|
|
|
|
|
by foodawg
6649 days ago
|
|
I do all my screen scraping with PHP, curl, and some regex. Previously I used plain PHP. I use it to scrape television listing data (http://ktyp.com/rss/tv/ was my old site, and http://code.google.com/p/listocracy/) and more recently to scrape resume data from job posting websites for a (YC-rejected :P ) side project I'm working on. The hardest part I've encountered with scraping is odd login and form setups. For example Monster.com uses an outside script to attempt to fool scraping. A couple other sites use bizarre redirecting across pages.
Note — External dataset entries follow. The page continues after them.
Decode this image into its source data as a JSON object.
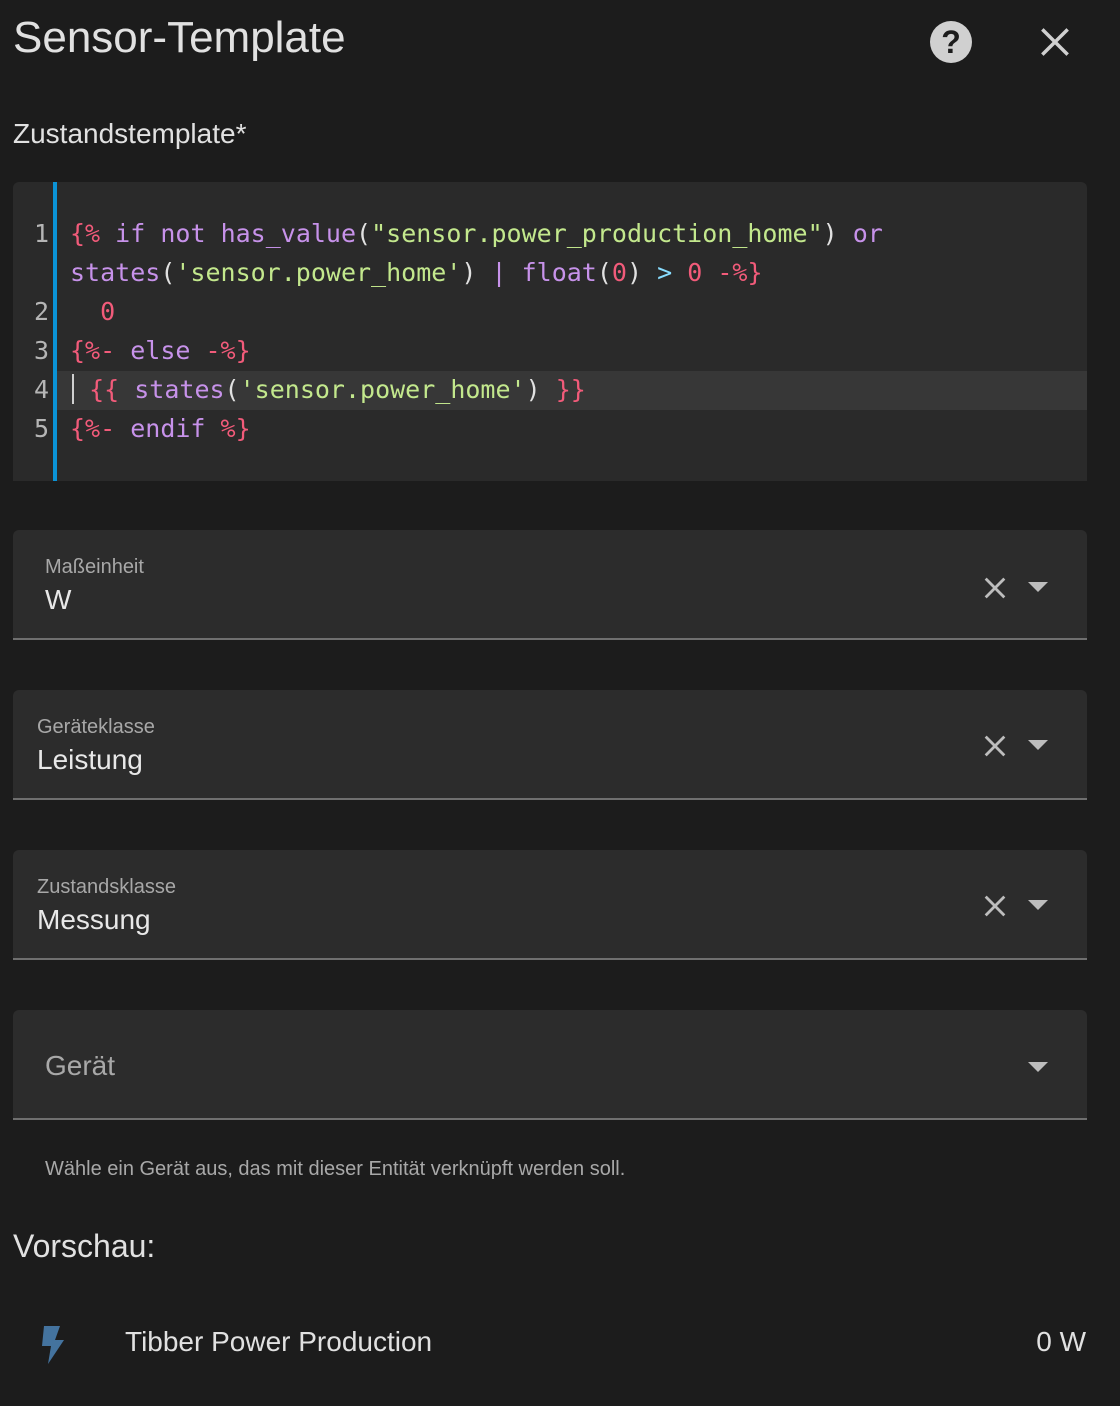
{
  "dialog": {
    "title": "Sensor-Template",
    "help_icon": "help-circle-icon",
    "close_icon": "close-icon"
  },
  "state_template": {
    "label": "Zustandstemplate*",
    "line_numbers": [
      "1",
      "2",
      "3",
      "4",
      "5"
    ],
    "code_lines": [
      "{% if not has_value(\"sensor.power_production_home\") or",
      "states('sensor.power_home') | float(0) > 0 -%}",
      "  0",
      "{%- else -%}",
      "  {{ states('sensor.power_home') }}",
      "{%- endif %}"
    ]
  },
  "unit_field": {
    "label": "Maßeinheit",
    "value": "W"
  },
  "device_class_field": {
    "label": "Geräteklasse",
    "value": "Leistung"
  },
  "state_class_field": {
    "label": "Zustandsklasse",
    "value": "Messung"
  },
  "device_field": {
    "placeholder": "Gerät",
    "helper": "Wähle ein Gerät aus, das mit dieser Entität verknüpft werden soll."
  },
  "preview": {
    "title": "Vorschau:",
    "icon": "flash-icon",
    "entity_name": "Tibber Power Production",
    "state": "0 W"
  },
  "colors": {
    "accent": "#0b93d6",
    "icon": "#44739e",
    "background": "#1c1c1c"
  }
}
Also AJAX certainly has changed the way a lot of screen scraping is done. Finally, the most useful tool I've used is LiveHTTPHeaders (http://livehttpheaders.mozdev.org/) which is great for following how a site operates. Edit: For PHP, another interesting tool for scraping is htmlSQL (http://www.jonasjohn.de/lab/htmlsql.htm) which allows HTML to be searched using SQL like syntax. |
|
I'd be interested in how you tackle this one. I've always used something like Perl/Curl/wget etc for scraping, but (like you say) JavaScript messes that up. I've had moderate success using GreaseMonkey and regexps in JavaScript code, but it's a bit fragile. I'm thinking of using GreaseMonkey + jQuery, since that should allow me to select DOM elements very easily. But if you have a better way, please share :)